Min Lyon – On May 7th, Myanmar Peace Monitor—a project led by Burma News international (BNI)— launched its latest report, “Deciphering Myanmar’s Peace Process: A Reference Guide 2014,” at a press conference at the Foreign Correspondents Club of Thailand (FCCT). The report is a follow-up to the first volume of BNI’s “Deciphering Myanmar’s Peace Process,” a widely-used resource for individuals seeking information about Burma’s peace process.
According to Ko Sai Lek, the coordinator of BNI’s Myanmar Peace Monitor, the press conference was designed to raise awareness among journalists, international organizations, and members of the public about Burma’s peace process. The conference discussed the role of various actors involved in the peace process, including armed ethnic groups, refugees, and Myanmar’s quasi-civilian government.
Ko Sai Lek said: “the benefit we got [from this launch] is that the attendees, who included international embassies’ officials and journalists, got to hear what happened at the peace talks and the political talks and what issues were discussed with the ethnic armed groups.
Another speaker at the press conference was U Kun Sai, managing director of the Union Institute and founder of the Shan Herald Agency for News (SHAN), noted that “The conference covered the peace talks; including the peace talks in areas where fighting is ongoing, conflicts in Rakhine State, religious conflicts, and the bomb explosions that have occurred in several Yangon townships.”
About 30 people attended the launch of this year’s “Deciphering Myanmar’s Peace Process.” The attendees included foreign embassy officials, senior journalists, and members of international organizations.
U Kun Sai said that not as many journalists as expected attended the event because it occurred on the same day that Thai Prime Minister Yingluck Shinawatra was removed from office by Thailand’s Constitutional Court.

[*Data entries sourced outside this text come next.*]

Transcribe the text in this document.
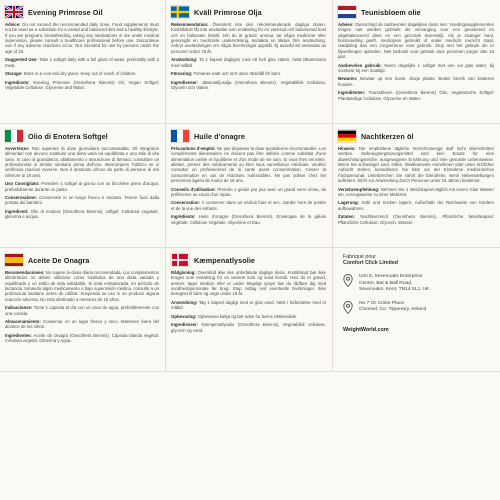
Evening Primrose Oil

Advice: Do not exceed the recommended daily dose. Food supplements must not be used as a substitute for a varied and balanced diet and a healthy lifestyle. If you are pregnant, breastfeeding, taking any medications or are under medical supervision, please consult a healthcare professional before use. Discontinue use if any adverse reactions occur. Not intended for use by persons under the age of 18.

Suggested Use: Take 1 softgel daily with a full glass of water, preferably with a meal.

Storage: Store in a cool and dry place. Keep out of reach of children.

Ingredients: Evening Primrose (Oenothera Biennis) Oil, Vegan Softgel: Vegetable Cellulose, Glycerine and Water.

Kväll Primrose Olja

Rekommendation: Överskrid inte den rekommenderade dagliga dosen. Kosttillskott får inte användas som ersättning för en varierad och balanserad kost och en hälsosam livsstil. Om du är gravid, ammar, tar några mediciner eller genomgår en medicinsk undersökning, kontakta en läkare före användning. Avbryt användningen om några biverkningar uppstår. Ej avsedd att användas av personer under 18 år.

Användning: Ta 1 kapsel dagligen med ett helt glas vatten, helst tillsammans med måltid.

Förvaring: Förvaras svalt och torrt utom räckhåll för barn.

Ingredienser: Jättenattljusolja (Oenothera Biennis), Vegetabilisk Cellulosa, Glycerin och Vatten.

Teunisbloem olie

Advies: Overschrijd de aanbevolen dagelijkse dosis niet. Voedingssupplementen mogen niet worden gebruikt als vervanging voor een gevarieerd en uitgebalanceerd dieet en een gezonde levensstijl. Als je zwanger bent, borstvoeding geeft, medicijnen gebruikt of onder medisch toezicht staat, raadpleeg dan een zorgverlener voor gebruik. Stop met het gebruik als er bijwerkingen optreden. Niet bedoeld voor gebruik door personen jonger dan 18 jaar.

Aanbevolen gebruik: Neem dagelijks 1 softgel met een vol glas water, bij voorkeur bij een maaltijd.

Bewaren: Bewaar op een koele, droge plaats. Buiten bereik van kinderen houden.

Ingrediënten: Teunisbloem (Oenothera Biennis) Olie, Vegetarische Softgel: Plantaardige Cellulose, Glycerine en Water.

Olio di Enotera Softgel

Avvertenze: Non superare la dose giornaliera raccomandata. Gli integratori alimentari non devono sostituire una dieta varia ed equilibrata e uno stile di vita sano. In caso di gravidanza, allattamento o assunzione di farmaci, consultare un professionista in ambito sanitario prima dell'uso. Interrompere l'utilizzo se si verificano reazioni avverse. Non è destinato all'uso da parte di persone di età inferiore ai 18 anni.

Uso Consigliato: Prendere 1 softgel al giorno con un bicchiere pieno d'acqua, preferibilmente durante un pasto.

Conservazione: Conservare in un luogo fresco e asciutto. Tenere fuori dalla portata dei bambini.

Ingredienti: Olio di enotera (Oenothera Biennis), softgel: Cellulosa vegetale, glicerina e acqua.

Huile d'onagre

Précautions d'emploi: Ne pas dépasser la dose quotidienne recommandée. Les compléments alimentaires ne doivent pas être utilisés comme substitut d'une alimentation variée et équilibrée et d'un mode de vie sain. Si vous êtes enceinte, allaitez, prenez des médicaments ou êtes sous surveillance médicale, veuillez consulter un professionnel de la santé avant consommation. Cesser la consommation en cas de réactions indésirables. Ne pas utiliser chez les personnes âgées de moins de 18 ans.

Conseils d'utilisation: Prendre 1 gélule par jour avec un grand verre d'eau, de préférence au cours d'un repas.

Conservation: À conserver dans un endroit frais et sec. Garder hors de portée et de la vue des enfants.

Ingrédients: Huile d'onagre (Oenothera Biennis), Enveloppe de la gélule végétale: Cellulose Végétale, Glycérine et Eau.

Nachtkerzen öl

Hinweis: Die empfohlene tägliche Verzehrsmenge darf nicht überschritten werden. Nahrungsergänzungsmittel sind kein Ersatz für eine abwechslungsreiche, ausgewogene Ernährung und eine gesunde Lebensweise. Wenn Sie schwanger sind, stillen, Medikamente einnehmen oder unter ärztlicher Aufsicht stehen, konsultieren Sie bitte vor der Einnahme medizinisches Fachpersonal. Unterbrechen Sie sofort die Einnahme, wenn Nebenwirkungen auftreten. Nicht zur Anwendung durch Personen unter 18 Jahren bestimmt.

Verzehrempfehlung: Nehmen Sie 1 Weichkapsel täglich mit einem Glas Wasser ein, vorzugsweise zu einer Mahlzeit.

Lagerung: Kühl und trocken lagern. Außerhalb der Reichweite von Kindern aufbewahren.

Zutaten: Nachtkerzenöl (Oenothera Biennis), Pflanzliche Weichkapsel: Pflanzliche Cellulose, Glycerin, Wasser.

Aceite De Onagra

Recomendaciones: No supere la dosis diaria recomendada. Los complementos alimenticios no deben utilizarse como sustitutos de una dieta variada y equilibrada y un estilo de vida saludable. Si está embarazada, en período de lactancia, tomando algún medicamento o bajo supervisión médica, consulte a un profesional sanitario antes de utilizar. Suspenda su uso si se produce alguna reacción adversa. No está destinado a menores de 18 años.

Indicaciones: Tome 1 cápsula al día con un vaso de agua, preferiblemente con una comida.

Almacenamiento: Conservar en un lugar fresco y seco. Mantener fuera del alcance de los niños.

Ingredientes: Aceite de Onagra (Oenothera Biennis), Cápsula blanda vegetal: Celulosa vegetal, Glicerina y Agua.

Kæmpenatlysolie

Rådgivning: Overskrid ikke den anbefalede daglige dosis. Kosttilskud bør ikke bruges som erstatning for en varieret kost og sund livsstil. Hvis du er gravid, ammer, tager medicin eller er under lægeligt opsyn bør du rådføre dig med sundhedspersonale før brug. Stop indtag ved eventuelle bivirkninger. Ikke beregnet til børn og unge under 18 år.

Anvendning: Tag 1 kapsel dagligt med et glas vand, helst i forbindelse med et måltid.

Opbevaring: Opbevares køligt og tørt uden for børns rækkevidde.

Ingredienser: Kæmpenatlysolie (Oenothera Biennis), Vegetabilsk cellulose, glycerin og vand.

Fabriqué pour
Comfort Click Limited
Unit 8, Sevenoaks Enterprise
Centre, Bat & Ball Road,
Sevenoaks, Kent, TN14 5LJ, UK
No 7 Or Croke Place
Clonmel, Co. Tipperary, Ireland
WeightWorld.com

BNI’s previous report relating to the peace process was launched in September 2013 at the Myanmar Journalists Network office in Rangoon. Entitled “Economics of Peace and Conflict,” that report covers the period from 2011—when President Thein Sein took office and initiated peace talks with various armed ethnic groups—until mid-2012, and it focuses on how ongoing investment projects in Myanmar have affected the peace process.